(Pékin) Les Jeux d’hiver (2871 athlètes ici) ne sont pas seulement plus petits que les Jeux d’été (11 091 athlètes à Tokyo), ils sont aussi beaucoup moins universels.

Ça va de soi, me direz-vous : c’est le climat qui veut ça. Jeux d’hiver, ça rime avec Norvège, Suisse Autriche, Garmisch. On n’est pas infiniment étonné d’apprendre que seuls six athlètes africains sont présents ici (un fondeur, cinq skieurs alpins). C’est tout de même peu pour un continent de 1,3 milliard d’habitants, dont de nombreux citoyens vivent dans des pays du Nord. Peut-être plus étonnant, par contre, l’Inde, qui compte autant d’habitants et quelques arpents de neige, n’aligne à Pékin qu’un seul représentant, le skieur Arif Khan.

Le climat n’explique pas tout, comme le montre depuis plusieurs Jeux l’équipe jamaïcaine de bobsleigh. Aux Jeux de PyeongChang, la Fédération internationale de bobsleigh et de skeleton avait établi un quota minimal de participants par continent.
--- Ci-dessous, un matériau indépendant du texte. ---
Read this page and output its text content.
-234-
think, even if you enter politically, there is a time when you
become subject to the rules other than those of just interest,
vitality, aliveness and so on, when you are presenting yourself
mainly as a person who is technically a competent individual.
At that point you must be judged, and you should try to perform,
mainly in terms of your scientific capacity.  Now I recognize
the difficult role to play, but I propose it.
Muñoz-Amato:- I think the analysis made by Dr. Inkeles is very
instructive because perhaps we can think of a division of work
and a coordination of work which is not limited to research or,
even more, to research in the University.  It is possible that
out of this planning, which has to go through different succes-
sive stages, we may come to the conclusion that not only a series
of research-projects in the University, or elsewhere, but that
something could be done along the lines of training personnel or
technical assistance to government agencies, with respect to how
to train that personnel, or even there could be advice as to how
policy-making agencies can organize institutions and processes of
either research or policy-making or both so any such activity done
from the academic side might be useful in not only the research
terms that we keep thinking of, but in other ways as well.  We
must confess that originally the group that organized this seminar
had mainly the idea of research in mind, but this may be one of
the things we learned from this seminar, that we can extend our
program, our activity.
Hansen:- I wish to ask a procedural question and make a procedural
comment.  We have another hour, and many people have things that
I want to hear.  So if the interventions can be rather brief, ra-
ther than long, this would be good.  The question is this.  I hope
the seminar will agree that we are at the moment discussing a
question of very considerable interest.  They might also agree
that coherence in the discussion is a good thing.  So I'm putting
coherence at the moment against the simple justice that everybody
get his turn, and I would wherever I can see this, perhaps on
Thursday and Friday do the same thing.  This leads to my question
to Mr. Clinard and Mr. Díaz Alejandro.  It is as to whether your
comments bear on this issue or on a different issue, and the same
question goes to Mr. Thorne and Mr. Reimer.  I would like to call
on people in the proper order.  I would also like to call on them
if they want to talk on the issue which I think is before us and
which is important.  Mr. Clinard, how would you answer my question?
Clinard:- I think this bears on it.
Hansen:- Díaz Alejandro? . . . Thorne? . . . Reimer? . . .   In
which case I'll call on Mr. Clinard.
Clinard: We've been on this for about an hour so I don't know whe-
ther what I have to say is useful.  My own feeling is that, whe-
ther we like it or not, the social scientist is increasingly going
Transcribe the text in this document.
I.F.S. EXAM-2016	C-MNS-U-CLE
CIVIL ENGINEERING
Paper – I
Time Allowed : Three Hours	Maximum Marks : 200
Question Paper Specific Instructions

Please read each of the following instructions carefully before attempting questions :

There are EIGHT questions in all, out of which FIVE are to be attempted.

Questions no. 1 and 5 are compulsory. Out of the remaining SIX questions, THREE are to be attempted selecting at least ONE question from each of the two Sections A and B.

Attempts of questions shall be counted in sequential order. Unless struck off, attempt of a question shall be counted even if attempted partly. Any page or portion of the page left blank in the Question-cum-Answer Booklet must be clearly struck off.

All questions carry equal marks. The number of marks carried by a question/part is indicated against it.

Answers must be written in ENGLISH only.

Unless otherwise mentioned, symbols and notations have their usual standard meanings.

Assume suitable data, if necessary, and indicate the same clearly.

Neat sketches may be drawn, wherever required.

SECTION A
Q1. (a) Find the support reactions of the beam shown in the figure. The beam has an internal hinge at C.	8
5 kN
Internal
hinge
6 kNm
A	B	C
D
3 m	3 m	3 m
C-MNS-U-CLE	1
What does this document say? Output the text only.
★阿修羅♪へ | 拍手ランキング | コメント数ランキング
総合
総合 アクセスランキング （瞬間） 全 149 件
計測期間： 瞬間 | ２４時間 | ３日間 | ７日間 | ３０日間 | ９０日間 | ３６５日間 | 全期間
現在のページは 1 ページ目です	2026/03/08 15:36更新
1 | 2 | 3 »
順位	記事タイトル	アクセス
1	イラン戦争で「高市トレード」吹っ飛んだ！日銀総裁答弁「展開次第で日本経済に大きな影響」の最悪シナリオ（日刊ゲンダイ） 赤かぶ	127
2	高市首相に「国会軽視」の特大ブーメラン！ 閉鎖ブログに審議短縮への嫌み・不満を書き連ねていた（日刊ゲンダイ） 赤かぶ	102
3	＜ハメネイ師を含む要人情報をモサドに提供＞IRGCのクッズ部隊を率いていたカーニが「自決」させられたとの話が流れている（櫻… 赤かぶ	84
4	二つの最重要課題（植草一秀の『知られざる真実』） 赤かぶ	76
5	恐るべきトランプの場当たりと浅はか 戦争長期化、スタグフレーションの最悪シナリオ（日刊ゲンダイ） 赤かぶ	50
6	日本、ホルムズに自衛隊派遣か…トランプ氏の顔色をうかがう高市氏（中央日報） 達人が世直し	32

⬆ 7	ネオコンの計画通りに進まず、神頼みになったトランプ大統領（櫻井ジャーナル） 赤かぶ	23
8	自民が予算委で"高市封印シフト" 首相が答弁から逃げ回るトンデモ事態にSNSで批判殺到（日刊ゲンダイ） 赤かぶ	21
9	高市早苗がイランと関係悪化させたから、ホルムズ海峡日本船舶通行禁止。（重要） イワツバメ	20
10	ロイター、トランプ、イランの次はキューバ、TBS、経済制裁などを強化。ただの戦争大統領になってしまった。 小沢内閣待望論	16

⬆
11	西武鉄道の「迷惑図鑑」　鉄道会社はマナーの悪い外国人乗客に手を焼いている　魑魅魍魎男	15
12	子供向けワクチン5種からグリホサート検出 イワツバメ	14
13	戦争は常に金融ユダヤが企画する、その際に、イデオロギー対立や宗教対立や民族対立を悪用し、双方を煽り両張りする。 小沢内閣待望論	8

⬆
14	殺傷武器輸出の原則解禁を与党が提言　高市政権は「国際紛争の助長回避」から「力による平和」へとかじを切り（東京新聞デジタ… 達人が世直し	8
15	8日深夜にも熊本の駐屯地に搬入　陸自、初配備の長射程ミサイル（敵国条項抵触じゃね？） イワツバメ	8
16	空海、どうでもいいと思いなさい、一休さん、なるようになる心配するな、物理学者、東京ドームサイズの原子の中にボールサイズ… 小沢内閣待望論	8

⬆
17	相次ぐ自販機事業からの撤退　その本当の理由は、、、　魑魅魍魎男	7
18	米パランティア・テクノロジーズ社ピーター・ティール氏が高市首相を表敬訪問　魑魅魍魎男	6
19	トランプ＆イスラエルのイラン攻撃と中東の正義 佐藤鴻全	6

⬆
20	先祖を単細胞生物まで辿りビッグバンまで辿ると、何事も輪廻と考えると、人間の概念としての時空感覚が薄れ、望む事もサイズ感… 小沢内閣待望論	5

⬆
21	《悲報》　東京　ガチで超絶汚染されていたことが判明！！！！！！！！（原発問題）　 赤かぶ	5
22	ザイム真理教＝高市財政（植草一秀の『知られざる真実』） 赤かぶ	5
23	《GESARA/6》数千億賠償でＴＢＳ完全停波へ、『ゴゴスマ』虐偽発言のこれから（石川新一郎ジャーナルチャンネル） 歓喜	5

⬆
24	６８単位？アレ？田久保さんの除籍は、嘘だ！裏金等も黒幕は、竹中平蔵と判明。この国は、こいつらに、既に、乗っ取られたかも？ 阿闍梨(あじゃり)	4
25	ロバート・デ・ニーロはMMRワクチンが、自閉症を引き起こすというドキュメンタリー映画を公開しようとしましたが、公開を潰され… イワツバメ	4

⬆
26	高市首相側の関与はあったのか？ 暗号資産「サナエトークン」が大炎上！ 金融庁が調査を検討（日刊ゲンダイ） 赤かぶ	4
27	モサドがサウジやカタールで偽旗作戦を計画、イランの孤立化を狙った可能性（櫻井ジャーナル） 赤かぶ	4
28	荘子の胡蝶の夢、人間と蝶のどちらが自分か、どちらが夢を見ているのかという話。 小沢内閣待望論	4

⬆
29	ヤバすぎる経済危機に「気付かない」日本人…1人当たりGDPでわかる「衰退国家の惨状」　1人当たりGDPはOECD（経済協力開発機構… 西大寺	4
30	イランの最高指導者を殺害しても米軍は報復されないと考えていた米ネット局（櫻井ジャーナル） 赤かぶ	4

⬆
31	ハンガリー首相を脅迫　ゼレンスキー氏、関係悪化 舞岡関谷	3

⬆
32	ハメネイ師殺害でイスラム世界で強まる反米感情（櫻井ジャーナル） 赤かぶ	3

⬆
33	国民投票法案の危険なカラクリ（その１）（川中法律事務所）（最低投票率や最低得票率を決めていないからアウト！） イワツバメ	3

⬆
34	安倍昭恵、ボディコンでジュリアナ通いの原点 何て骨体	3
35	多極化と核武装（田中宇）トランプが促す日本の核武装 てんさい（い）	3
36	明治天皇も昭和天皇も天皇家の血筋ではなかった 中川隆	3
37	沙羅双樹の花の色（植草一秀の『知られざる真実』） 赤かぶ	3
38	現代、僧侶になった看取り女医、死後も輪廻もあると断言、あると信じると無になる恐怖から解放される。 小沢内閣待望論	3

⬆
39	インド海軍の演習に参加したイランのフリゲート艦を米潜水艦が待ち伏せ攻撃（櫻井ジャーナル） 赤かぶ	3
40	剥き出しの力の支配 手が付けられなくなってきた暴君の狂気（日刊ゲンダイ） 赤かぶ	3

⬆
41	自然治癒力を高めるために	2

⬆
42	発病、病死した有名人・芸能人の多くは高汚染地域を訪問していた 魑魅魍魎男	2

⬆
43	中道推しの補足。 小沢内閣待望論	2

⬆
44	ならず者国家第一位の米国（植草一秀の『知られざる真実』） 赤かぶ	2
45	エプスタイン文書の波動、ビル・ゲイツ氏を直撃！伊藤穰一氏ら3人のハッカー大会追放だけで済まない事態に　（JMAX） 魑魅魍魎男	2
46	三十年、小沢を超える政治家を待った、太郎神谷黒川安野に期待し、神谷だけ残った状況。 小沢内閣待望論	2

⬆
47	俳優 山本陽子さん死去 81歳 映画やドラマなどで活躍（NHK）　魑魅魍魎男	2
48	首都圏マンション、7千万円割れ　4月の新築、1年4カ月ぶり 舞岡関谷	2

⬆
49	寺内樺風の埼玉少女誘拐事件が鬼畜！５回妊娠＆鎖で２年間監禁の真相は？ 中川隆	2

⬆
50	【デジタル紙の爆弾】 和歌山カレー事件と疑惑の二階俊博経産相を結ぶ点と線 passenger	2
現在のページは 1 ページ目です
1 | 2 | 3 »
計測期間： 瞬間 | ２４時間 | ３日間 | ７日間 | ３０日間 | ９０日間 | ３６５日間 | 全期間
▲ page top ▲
Le sprinter Akwasi Frimpong, qui avait émigré du Ghana aux Pays-Bas à 8 ans, n’a jamais pu se qualifier en athlétisme, après une carrière universitaire aux États-Unis. Il a échoué à se qualifier avec une équipe néerlandaise de bobsleigh. Mais en vertu de ce quota continental, il a eu son ticket pour le Championnat du monde de skeleton pour le Ghana, puis les JO de 2018. Il était le seul athlète masculin d’Afrique. Il a terminé dernier dans les deux cas. La fédération a jugé que son quota continental n’avait rien fait pour développer le sport sur un continent où il n’est pas pratiqué et l’a aboli.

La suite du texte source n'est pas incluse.